少年時代から、フィギュアスケートと真摯(しんし)に向き合っていた。長女の有香をはじめ、荒川静香、安藤美姫、中野友加里、村主章枝、そして浅田真央ら名スケーターを指導してきた佐藤信夫(75)。14歳から佐藤を教え始めた元全日本女王の山下艶子(89)は「信夫ちゃんは真面目で、よく練習した。“しんどい”なんて口にしたことは1度もなかった」と振り返った。

 母節子が経験者だったこともあり、小学6年から本格的に競技を始めた。中学2年だった55年度全日本選手権3位入賞。
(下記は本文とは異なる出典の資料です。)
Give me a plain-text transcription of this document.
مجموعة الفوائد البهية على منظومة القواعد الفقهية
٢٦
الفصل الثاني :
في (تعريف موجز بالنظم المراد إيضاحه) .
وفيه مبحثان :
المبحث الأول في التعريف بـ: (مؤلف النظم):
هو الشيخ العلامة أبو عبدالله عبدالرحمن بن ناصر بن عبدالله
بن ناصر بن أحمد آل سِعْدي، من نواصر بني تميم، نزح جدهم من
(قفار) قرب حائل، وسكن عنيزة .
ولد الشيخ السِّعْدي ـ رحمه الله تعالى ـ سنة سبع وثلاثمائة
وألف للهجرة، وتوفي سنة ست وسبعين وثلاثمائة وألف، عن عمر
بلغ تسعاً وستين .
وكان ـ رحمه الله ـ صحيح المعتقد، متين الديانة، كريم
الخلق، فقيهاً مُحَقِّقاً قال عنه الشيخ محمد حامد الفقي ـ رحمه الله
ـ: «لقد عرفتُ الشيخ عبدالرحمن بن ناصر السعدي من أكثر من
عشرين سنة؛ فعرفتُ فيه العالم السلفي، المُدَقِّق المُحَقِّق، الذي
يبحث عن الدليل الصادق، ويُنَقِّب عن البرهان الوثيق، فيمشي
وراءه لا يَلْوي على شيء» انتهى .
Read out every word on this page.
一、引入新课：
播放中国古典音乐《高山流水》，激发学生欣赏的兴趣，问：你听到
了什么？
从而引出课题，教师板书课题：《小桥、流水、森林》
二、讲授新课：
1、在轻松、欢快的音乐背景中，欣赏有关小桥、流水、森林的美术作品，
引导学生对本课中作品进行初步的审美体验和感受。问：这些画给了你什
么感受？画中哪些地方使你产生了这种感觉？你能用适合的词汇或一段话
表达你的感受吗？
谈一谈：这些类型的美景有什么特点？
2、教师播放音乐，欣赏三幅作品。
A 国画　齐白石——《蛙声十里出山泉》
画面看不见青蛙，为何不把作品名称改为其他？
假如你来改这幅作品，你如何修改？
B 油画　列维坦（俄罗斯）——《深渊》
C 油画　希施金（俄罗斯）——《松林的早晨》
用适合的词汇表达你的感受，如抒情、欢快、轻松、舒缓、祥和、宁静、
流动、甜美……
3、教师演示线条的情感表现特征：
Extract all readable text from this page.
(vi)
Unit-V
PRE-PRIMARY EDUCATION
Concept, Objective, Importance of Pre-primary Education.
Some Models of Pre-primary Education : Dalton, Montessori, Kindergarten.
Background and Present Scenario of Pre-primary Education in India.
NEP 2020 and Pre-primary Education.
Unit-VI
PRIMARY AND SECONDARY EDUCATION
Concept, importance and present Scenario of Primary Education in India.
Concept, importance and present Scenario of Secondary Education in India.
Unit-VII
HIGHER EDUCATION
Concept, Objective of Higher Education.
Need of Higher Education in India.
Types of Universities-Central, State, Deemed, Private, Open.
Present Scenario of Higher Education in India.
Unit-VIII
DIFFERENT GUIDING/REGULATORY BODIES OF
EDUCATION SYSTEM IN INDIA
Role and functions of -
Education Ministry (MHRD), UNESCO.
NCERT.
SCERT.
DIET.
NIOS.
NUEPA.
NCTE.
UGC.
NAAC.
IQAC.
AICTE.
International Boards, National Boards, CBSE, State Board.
コーチの山下は、才能ある少年のため、高レベルのプログラムを用意した。52年オスロ五輪を連覇したディック・バトン氏らの演技を研究。日本人ではだれも成功していなかった2回転ルッツも組み込まれた。

 57年2月の世界選手権(米国)の代表候補にも浮上。だが、直前の国内選考会では練習の疲労から体調を壊す。自分の演技以外の時は寝ているような状態。男女各3人の有力候補のうち、ただ1人落選してしまった。「初めて悔しさを味わった。これではいかん」と雪辱を期す。世界選手権から1カ月後、同年3月の全日本選手権(東京・後楽園)。世界選手権代表も出場する中、日本人初の2回転ルッツを成功させ、初優勝を飾った。

 日本の頂点に立った15歳の佐藤だったが、世界選手権出場を逃したこともあり、外国勢の演技はまったく未知の世界だった。当時、海外選手の演技を見る機会はほとんどない。街の映画館で、たまにフィギュアスケートのニュース映像が流れた。「年2回ほど、スケートが上映された。必死に見てまねをする。教材はそんなものしかなかった」。 57年秋、世界女王キャロル・ヘイス(米国)らが来日し、エキシビションで演技を披露した。男子は3回転を跳び始め、女子は1、2回転の時代。初めて世界のトップを間近にした15歳は「素晴らしかった。こんなシャープなスケートがあるのかと。フィギュアはやはりスポーツなんだ」と、ダイナミックな演技に、心を揺さぶられた。

 18歳のとき、60年スコーバレー五輪の出場権を獲得する。初の国際大会が五輪の大舞台。出発の羽田空港で、佐藤はスケート道具一式以外に、大きな荷物を肩に下げていた。8ミリの撮影機。風光明媚(めいび)を楽しむわけではない。コーチ時代は8ミリがビデオに代わったが、現役、コーチ時代を通して、撮影機は欠かせないアイテムになった。

(敬称略=つづく)

【取材・構成=田口潤、阿部健吾】

 ◆佐藤信夫(さとう・のぶお)1942年(昭17)1月3日、大阪市生まれ。小学6年からフィギュアを始める。全日本選手権は56年度から10連覇。五輪は60年スコーバレー、64年インスブルック大会出場。65年世界選手権4位。68年春にコーチに転身。同年グルノーブル五輪8位の久美子夫人(現コーチ)と69年に結婚。10年2月に世界殿堂入り。昨年まで浅田真央を指導した。